Ayça Yaşıt dedi ki...

Haklısınız Endiseliperi, bin yıllardır ölmeyi öğrenemedik. Hamlet'in analizini bizimle de paylaşır mısınız, buna çok sevinirim.

Ilımlı bir gece diliyorum. Sevgiyle.

endiseliperi dedi ki...

okursam paylaşırım tabii... neyi paylaşmadım ki sizinle?:)insan... atze, insan ruhu ne kadar narin, kırılgan, korku ve endişe dolu... ne kadar yazık bize. insan düşüncelerinde yol alırken, neşeli, müzikli, çiçekli bir yolda ilerlerken, bir anda bir ürküye kapılıyor, aniden duruyor, arkasına bakıyor, fırtina çıkmış, gök gri, önünü dönüyor sis içinde... aman allahım! bir saniye içinde ve kendi kafanın içinde... hey, endişelenme, olur bazen, insan çok narin bir şey. yaşamın ve düşünebilmemin bunca yükünden sonra, ona yalnız ölmeyi istememeyi bahşedebiliriz. sen mi beni kışkırtıyorsun, yoksa film mi? ılımlı değil gece. filme döneyim yine.

sevgiler.

Ayça Yaşıt dedi ki...

Biz bir insanla, yani hem de bir insanla, içimizdeki iyileşmeyen yaralar için kavga edebilirdik.
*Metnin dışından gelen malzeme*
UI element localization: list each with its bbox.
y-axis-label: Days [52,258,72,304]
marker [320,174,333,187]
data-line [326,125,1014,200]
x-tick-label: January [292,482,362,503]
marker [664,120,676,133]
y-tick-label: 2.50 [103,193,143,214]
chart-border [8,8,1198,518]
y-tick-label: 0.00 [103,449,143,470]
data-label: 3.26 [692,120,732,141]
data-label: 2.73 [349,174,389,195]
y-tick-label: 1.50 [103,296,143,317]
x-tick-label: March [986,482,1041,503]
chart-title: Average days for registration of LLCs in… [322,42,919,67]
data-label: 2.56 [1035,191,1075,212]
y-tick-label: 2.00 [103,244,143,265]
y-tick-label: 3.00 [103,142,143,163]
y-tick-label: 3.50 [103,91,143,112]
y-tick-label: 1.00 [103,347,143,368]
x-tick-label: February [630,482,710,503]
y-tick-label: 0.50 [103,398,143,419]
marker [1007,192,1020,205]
Niçin kalkıp yürümediğimiz için mesela, hesap sorabilirdik. Gökyüzü maviydi, fırtına kokusu mu duyumsuyorduk? Sorunumuz neydi, hadi diyelim bulmaca çözer gibi birbirimizin kuluncunu, göğsünün ortasını didikledik. Acır mıydı, şu soruya da bakın hele, ne acemi. Yalnızlaşabilirdik sonra "hem de bir insan"la. Dünyanın kuytularına gizlenip tanrının bizi bulmaması için dua edebilirdik. Birden, sözsüz bir anlaşmayla, "ce-eee" diye ortalığa fırlayabilirdik. Komikleşebilirdi bizim için zaman, arzıslaşabilirdik. Nasıl yalan ama. :) Tamam... Bu gece hiçte yumuşak değil "hem de bir insanla". Öyle alelade sözcüklerle, hem tanıdık diye, gevezelik ediyorum. Böylesi daha iyi.

endiseliperi dedi ki...

alelade olur mu, atze hiç!? senin sözcüklerin benim için çok kıymetli, biliyorsun.
...
n'aptım biliyor musun atze, sana bir hikaye anlattım, sonra, yahu ne yapıyorsun! diyip sildim. justine haklı galiba, kafam azıcık dumanlı. geçelim.
...
(öhöm) sevgili atze, işimiz gücümüz, tabii ki, bize yakın olmasına izin verdiğimiz insanla. birbirimizi didik didik didikleriz. en sevdiğimizi, canından bezdiririz nerdeyse. şimdi persona izledim ya, bergman'ı çok seviyorum, öyle yakın çekimler yapmış ki, damara kadar görüyorsun, nerdeyse akan kanı hissedeceksin. onun o, insanın kendi gerçekliğini, ruhunu, en temel hallerini anlama ihtirasını çok iyi anlıyorum. bir yabancı değil, elbette ona zgöğsümüü açtığımız insan didikleyecek, canımızı acıtacak... beni niçin anlamıyorsun! diye ona hiddet duyacak, en çok onu özleyecek, ona yaslanıp en acı hikayemizi anlatacak, onsuz nefes alamayacak halde olacağız. meselemiz milyarlarca insan değil, sadece onunla. bizi yalnız hissettirmeye ya da mutluluktan deliye döndürmeye hakkı olan o insanla. demem o ki, der ki sana, seni mutsuz hissettiriyorum diye öyle endişeleniyorum ki... şaşırırsın, beni mutsuz hissettirmeye sadece senin hakkın var, dünyanın diğer mutsuzlukları sıradan, olağan haller. dağınık oldu biraz ama, üstelik atze, bu öğüt verir halimden de hoşlanmıyorum hiç. hiç bir şey de bilmiyorum ben hayat hakkında, bakma bana hiç.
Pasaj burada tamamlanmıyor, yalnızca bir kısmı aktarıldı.